An IT Roadmap in its various forms is a common tool used to plan for future budgetary needs for information technology spending. However the roadmap should be much more than a technology shopping list.Highway sign - Roadmap A well planned roadmap should incorporate the current state of all IT systems along with a network assessment, the organizations business goals (see Point 3), and the route the IT department needs to take to help the organization to achieve these goals. A roadmap that is truly aligned with business objectives, should be projected 5-7 years out. Therefore both current and future technologies must be evaluated in the route and placed on the roadmap. If your IT Roadmap doesn’t include cloud computing or cloud-based services then you may want to consider redrawing the map! Let’s face it, line of business users are finding the benefits of the cloud, by the increased wave of consumer level advertising. They may have already experienced these benefits at home, at organizations they volunteer at, or even from the previous company they worked at. These benefits include such things as collaboration, data sharing, and the ability to work more effectively with remote teams. When the IT department does not have a plan to deliver such features via cloud based technologies, then Shadow IT proliferates. Whether your organization is ready to begin using cloud technologies or not, planning for the inevitable is important.

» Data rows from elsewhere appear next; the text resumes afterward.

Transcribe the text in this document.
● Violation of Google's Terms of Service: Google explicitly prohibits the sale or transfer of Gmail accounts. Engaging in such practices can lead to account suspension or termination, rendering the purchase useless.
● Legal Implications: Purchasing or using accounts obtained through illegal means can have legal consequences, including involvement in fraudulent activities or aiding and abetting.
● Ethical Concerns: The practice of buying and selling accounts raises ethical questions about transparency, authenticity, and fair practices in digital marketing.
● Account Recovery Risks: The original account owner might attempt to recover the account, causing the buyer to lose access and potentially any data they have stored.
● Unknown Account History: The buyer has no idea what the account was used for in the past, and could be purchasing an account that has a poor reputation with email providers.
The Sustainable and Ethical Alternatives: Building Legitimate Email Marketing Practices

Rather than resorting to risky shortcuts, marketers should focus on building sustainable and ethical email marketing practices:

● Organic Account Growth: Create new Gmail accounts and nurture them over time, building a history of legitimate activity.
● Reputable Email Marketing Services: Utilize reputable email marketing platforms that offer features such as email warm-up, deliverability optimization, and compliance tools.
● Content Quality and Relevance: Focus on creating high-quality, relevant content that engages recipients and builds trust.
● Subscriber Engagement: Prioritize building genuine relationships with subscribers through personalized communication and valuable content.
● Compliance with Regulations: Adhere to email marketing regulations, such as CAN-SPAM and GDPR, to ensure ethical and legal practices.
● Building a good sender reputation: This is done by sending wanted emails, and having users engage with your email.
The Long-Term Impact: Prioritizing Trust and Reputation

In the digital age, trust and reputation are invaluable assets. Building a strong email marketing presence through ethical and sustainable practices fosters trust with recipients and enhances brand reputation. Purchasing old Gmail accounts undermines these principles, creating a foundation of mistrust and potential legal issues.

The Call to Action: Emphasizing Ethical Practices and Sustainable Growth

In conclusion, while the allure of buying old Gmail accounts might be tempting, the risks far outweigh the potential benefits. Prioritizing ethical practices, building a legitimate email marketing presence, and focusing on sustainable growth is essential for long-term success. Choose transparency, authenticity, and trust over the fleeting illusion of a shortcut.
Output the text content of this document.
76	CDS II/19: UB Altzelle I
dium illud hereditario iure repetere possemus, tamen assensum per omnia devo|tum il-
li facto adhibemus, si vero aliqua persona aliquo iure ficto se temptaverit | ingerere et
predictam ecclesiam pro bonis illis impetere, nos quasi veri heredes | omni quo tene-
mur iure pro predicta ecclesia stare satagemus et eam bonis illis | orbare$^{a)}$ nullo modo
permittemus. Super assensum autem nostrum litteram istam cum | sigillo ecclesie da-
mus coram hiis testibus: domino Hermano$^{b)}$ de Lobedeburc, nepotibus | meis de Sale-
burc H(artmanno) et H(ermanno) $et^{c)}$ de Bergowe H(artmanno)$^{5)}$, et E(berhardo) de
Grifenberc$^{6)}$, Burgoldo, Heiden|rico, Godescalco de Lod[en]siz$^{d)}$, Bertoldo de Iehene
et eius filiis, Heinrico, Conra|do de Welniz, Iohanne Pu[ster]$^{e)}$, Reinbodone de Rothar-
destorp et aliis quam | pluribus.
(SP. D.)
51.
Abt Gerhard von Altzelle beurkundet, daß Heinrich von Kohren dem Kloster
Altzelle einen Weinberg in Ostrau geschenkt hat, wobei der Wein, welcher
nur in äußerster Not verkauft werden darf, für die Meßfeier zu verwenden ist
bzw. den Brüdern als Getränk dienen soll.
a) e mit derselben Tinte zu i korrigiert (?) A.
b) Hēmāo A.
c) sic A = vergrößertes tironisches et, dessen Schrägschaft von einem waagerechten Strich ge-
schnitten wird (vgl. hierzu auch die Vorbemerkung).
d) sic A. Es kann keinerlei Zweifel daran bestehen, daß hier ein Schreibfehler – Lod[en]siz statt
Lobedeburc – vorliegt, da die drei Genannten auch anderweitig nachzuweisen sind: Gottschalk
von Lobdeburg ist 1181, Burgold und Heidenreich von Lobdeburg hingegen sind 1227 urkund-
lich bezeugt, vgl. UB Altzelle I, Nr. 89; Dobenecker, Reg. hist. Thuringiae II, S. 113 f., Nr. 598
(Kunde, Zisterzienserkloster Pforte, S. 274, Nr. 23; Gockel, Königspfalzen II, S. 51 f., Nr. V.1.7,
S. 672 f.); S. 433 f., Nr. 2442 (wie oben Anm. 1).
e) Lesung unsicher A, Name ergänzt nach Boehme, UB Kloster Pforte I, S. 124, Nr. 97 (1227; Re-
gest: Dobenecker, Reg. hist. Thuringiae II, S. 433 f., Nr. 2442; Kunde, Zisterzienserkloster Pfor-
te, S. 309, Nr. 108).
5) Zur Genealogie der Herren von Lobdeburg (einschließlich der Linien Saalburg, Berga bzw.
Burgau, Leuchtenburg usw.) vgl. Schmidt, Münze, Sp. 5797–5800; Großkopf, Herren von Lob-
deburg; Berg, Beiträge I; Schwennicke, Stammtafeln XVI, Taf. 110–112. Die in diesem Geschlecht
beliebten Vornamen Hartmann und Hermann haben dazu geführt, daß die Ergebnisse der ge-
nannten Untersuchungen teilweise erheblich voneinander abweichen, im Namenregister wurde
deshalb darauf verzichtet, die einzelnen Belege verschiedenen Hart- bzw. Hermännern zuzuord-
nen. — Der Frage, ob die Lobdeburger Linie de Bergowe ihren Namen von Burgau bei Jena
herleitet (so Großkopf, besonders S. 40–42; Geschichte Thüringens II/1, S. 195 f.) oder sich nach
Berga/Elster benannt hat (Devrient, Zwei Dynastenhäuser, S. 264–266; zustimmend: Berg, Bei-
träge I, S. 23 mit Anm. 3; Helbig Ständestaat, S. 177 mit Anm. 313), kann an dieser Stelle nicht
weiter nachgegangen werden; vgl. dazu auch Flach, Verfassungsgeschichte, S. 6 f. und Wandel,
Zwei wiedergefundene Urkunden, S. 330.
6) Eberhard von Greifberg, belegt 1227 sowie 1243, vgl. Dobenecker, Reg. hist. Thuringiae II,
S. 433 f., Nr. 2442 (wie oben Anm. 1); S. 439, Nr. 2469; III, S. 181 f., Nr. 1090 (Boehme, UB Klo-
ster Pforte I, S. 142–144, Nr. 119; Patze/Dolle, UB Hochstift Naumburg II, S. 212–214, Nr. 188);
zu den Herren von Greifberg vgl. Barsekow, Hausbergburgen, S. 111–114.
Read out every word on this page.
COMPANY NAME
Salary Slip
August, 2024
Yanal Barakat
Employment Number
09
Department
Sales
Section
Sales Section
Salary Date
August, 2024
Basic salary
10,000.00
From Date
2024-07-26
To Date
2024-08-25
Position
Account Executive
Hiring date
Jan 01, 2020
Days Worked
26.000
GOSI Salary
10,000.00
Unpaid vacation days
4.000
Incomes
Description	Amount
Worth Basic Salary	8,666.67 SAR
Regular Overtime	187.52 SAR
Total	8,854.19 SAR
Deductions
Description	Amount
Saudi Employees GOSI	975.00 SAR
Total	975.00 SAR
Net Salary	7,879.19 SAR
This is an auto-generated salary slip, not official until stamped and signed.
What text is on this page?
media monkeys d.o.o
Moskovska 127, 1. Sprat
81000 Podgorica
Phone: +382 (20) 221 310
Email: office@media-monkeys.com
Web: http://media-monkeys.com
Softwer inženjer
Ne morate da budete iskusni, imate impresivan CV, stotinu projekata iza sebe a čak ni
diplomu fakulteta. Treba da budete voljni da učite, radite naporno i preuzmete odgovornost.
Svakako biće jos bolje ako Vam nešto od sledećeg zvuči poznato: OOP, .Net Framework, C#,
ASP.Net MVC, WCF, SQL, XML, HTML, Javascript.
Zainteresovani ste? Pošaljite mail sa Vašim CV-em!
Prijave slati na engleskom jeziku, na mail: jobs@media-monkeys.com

5.      Implement A DLP Strategy

Since one of the dangers of shadow IT is the lack of central control as to what data can be shared in the cloud, implementing a data loss protection (DLP) system on existing systems can help train users. DLP can alert users or block them when sensitive data is potentially being emailed or saved in an unsafe location. Using specific rules, DLP for example can detect if a word document that contains a credit card number, a social security number, or sensitive medical information is being stored in an unsecure location. There are many DLP solutions and providers. When the IT department leads an effort to help and educate line of business users to recognize the sensitivity of certain data, this increases the chance of the IT department being consulted on potential Shadow IT initiatives.

Develop a Battle Plan

Depending on the size of your organization the suggestions listed above may need to be modified to meet your unique needs. Mid-market and Smaller organization without a CIO may decide to partner with an IT consulting firm that can assist them. Regardless, Shadow IT does pose a risk to any organization. It is important for executive management and IT leadership to assess the situation and implement a plan to approach future technologies in a systematic and unified way that will benefit the business as a whole.